Monday, 15 May 2017

Clinical Negligence in the Court of Appeal 2017

There have been no fewer than nine Court of Appeal judgments in clinical negligence cases so far in 2017. 

Links to all the cases can be found on my Judgments 2017 page.

Here is a summary of the key issues:

In Manna v Central Manchester a claim for a second adapted home was allowed where the claimant's parents lived separately. 

It is not uncommon for parents of severely disabled children to separate and so this decision will have ramifications for a number of similar cases.


In EXP v Barker the importance of experts' independence and objectivity was emphasised after an expert had failed promptly to disclose a close connection with the party by whom he had been instructed. 

All experts should consider their connections with the parties or witnesses and make a full declaration at the earliest opportunity.


In Webster v Burton Hospitals, the approach to informed consent in Montgomery was applied to an issue of causation. A negligent failure to carry out scans would have led to more information being available to inform the decision whether to proceed to an elective Caesarean section. The question was not what the clinicians would have decided to do, but what the mother would have decided to do upon being given material information.

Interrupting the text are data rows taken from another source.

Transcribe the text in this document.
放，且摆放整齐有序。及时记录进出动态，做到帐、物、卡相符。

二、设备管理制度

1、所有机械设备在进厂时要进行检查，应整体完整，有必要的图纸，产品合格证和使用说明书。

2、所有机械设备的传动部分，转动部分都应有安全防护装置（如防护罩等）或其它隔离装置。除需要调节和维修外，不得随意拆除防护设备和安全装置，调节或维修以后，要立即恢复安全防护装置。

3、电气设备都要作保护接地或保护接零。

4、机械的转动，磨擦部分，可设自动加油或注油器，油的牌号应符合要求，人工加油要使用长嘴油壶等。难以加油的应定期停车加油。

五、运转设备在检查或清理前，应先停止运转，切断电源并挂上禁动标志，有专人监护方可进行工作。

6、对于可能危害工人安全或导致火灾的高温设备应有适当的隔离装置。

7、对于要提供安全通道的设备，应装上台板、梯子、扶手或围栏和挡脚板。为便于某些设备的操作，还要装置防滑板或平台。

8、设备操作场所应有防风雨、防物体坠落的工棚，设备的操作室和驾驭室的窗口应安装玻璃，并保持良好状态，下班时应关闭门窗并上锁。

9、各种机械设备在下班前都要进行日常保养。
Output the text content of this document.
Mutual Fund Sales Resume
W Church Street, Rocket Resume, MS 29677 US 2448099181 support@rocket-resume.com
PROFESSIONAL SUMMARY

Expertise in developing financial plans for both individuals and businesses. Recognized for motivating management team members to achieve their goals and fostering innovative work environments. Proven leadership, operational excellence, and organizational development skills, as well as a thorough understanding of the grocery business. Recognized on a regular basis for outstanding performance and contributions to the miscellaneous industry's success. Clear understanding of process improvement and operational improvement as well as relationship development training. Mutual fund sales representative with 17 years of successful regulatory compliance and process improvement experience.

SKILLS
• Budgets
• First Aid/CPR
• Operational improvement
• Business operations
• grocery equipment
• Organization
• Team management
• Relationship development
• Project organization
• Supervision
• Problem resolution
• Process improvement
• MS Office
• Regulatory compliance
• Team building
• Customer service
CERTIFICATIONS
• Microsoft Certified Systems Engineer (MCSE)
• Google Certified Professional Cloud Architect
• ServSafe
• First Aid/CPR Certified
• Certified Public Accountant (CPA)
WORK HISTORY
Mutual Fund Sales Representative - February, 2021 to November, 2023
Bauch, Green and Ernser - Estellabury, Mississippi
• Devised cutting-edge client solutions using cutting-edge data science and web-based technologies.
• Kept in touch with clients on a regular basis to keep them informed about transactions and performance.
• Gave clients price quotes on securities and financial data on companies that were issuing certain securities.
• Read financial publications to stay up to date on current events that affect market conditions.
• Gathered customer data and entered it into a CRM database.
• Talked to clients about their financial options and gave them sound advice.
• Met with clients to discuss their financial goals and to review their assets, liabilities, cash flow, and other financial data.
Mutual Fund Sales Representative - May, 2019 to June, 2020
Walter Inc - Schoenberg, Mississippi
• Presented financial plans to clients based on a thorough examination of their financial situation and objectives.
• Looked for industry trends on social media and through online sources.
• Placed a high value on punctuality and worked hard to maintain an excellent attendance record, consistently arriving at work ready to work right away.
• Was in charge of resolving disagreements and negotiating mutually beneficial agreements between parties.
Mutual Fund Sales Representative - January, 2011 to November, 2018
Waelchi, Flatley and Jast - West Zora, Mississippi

When considering what would or should have occurred but for a breach of duty, practitioners must consider not only what treatment would have been available and what is given most commonly, but also what advice would or should have been given and what the particular patient would have elected to do.


Darnley v Croydon Health Services concerned the duty of care on a receptionist in an A&E department who wrongly advised a patient that he would have to wait five hours to be seen. He was not prepared to wait that length of time and left the hospital. 

Practitioners may want to consider what systems were in place to advise patients about their likely management. There are implications for the making of appointments and administrative communications, as well as in relation to A&E receptionists. 


In Wilmott v Rotherham the Court of Appeal held that a trial judge was right not to have recused himself and that there was no objective appearance of bias after he had referred to his own knee replacement operation and his own background research.

Whilst the Judgment was upheld, it is clear that trial judges should be wary of introducing their own experiences into the hearing.


The Court upheld a "remarkably succinct" judgment in Barnett v Medway NHS Foundation Trust notwithstanding that the judge had taken the virtue brevity "too far". 

Again, the judgment was upheld, but trial judges are encouraged to explain how they have weighed up the evidence to reach the conclusions underpinning their conclusions.


In FB v Princess Alexandra Hospital Trust, the Court addressed the issue of the standard of care applicable to a Senior House Officer in A&E when taking a history and carrying out an initial examination. The notion that a lower standard of care applied than it would had, say, a Consultant carried out the same tasks, was rejected. 

This is an important decision. Jackson LJ put it in context. There are some basic clinical skills and processes that patients are entitled to expect from any doctor, whatever their level of qualification and experience.  


In Correia v University Hospital of North Staffordshire NHS Trust, the appellant's case that informed consent had not been given to an operation was rejected. The surgeon negligently failed to carry out the important third stage of the operation. Although the Claimant had not consented to a two stage operation, only a three stage operation, she had given her informed consent to the procedure. 

There are limits to the attempts to plead a claim about negligent performance as a Montgomery consent claim. Patients do not literally consent to being treated negligently but they may consent to treatment that is then delivered negligently.


ABC v St George's Healthcare NHS Trust: the Court of Appeal allowed C's appeal against a strike out of her claim. Her father was subject to a hospital order under s37 MHA. He was diagnosed with Huntington's Disease. C alleged that the defendants owed a duty of care to override patient confidentiality, and the wishes of her father, and to disclose his genetic condition to her. She had been pregnant and this is a wrongful birth claim. This is a case that has been remitted for trial. 

The high court judgment was regarded by the NHSLA as one of the most important of the year, and this CofA decision is clearly of great significance. The Defendants argued that there is a distinction between it being good practice on occasion to override patient confidentiality (GMC guidance) and it being a duty of care, breach of which gives rise to liability for compensation, to do so. This and other arguments are likely to be subject to further judicial scrutiny: this was an appeal against a strike out application not an appeal against a final judgment.

Webster, Darnley, FB and ABC seem to be a particular significance for other cases and should be read by all clinical negligence litigators.